5.4 Oneigenlijk gebruik
misbruik
Er geldt een aantal beperkingen voor de aftrek van het liquidatieverlies. De wetgever heeft ernaar gestreefd misbruik van de liquidatieverliesregeling zoveel mogelijk te voorkomen. Hierbij gaat het onder andere om een antimisbruikbepaling bij:
- verkoop binnen het concern;
- liquidatie van de tussenholding.
5.4.1 Verkoop binnen concern
eigen verlies
Een reorganisatie kan ertoe leiden dat u een deelneming verkoopt binnen uw eigen groep. In dat geval kunt u het opgeofferde bedrag van de kopende bv niet hoger stellen dan het opgeofferde bedrag van de verkopende bv. Zonder deze bepaling zou u door middel van de overdracht van een deelneming binnen uw groep het eerder opgeofferde bedrag zonder heffing van vennootschapsbelasting kunnen verhogen, waarna bij liquidatie van de dochter het aftrekbare liquidatieverlies dienovereenkomstig zou toenemen.

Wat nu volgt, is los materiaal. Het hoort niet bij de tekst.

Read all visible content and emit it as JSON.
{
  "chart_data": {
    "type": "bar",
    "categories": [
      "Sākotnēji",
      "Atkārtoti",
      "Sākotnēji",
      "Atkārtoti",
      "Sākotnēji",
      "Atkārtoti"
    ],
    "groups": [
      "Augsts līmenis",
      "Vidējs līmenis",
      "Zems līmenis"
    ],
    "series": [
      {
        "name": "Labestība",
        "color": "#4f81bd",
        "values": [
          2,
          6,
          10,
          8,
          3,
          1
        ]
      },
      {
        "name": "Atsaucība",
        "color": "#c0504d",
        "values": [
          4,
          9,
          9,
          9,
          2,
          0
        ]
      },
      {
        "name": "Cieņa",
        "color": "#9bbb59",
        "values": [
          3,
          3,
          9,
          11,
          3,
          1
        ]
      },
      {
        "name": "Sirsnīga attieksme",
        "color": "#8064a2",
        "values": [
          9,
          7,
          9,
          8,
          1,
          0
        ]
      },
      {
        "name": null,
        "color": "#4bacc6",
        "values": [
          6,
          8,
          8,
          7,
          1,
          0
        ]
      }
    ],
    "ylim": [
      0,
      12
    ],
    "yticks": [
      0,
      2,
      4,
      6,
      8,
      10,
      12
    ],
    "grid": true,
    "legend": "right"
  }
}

Beperking van het maximale liquidatieverlies
Moer bv verkoopt haar 100%-belang in Hamer bv aan haar zustervennootschap Verf bv. De verkoopprijs is vastgesteld op € 75.000, terwijl het opgeofferde bedrag voor Moer bv € 18.000 was. Op de verkoopwinst van Moer bv is de deelnemingsvrijstelling van toepassing.
Voorkomen
Het opgeofferde bedrag voor Verf bv is echter geen € 75.000, maar € 18.000. Hiermee voorkomt de wetgever dat Verf bv bij liquidatie van Hamer bv een liquidatieverlies van maximaal € 75.000 in aanmerking kan nemen. Zou Hamer bv niet zijn verkocht aan Verf bv, dan zou het liquidatieverlies maximaal € 18.000 hebben bedragen.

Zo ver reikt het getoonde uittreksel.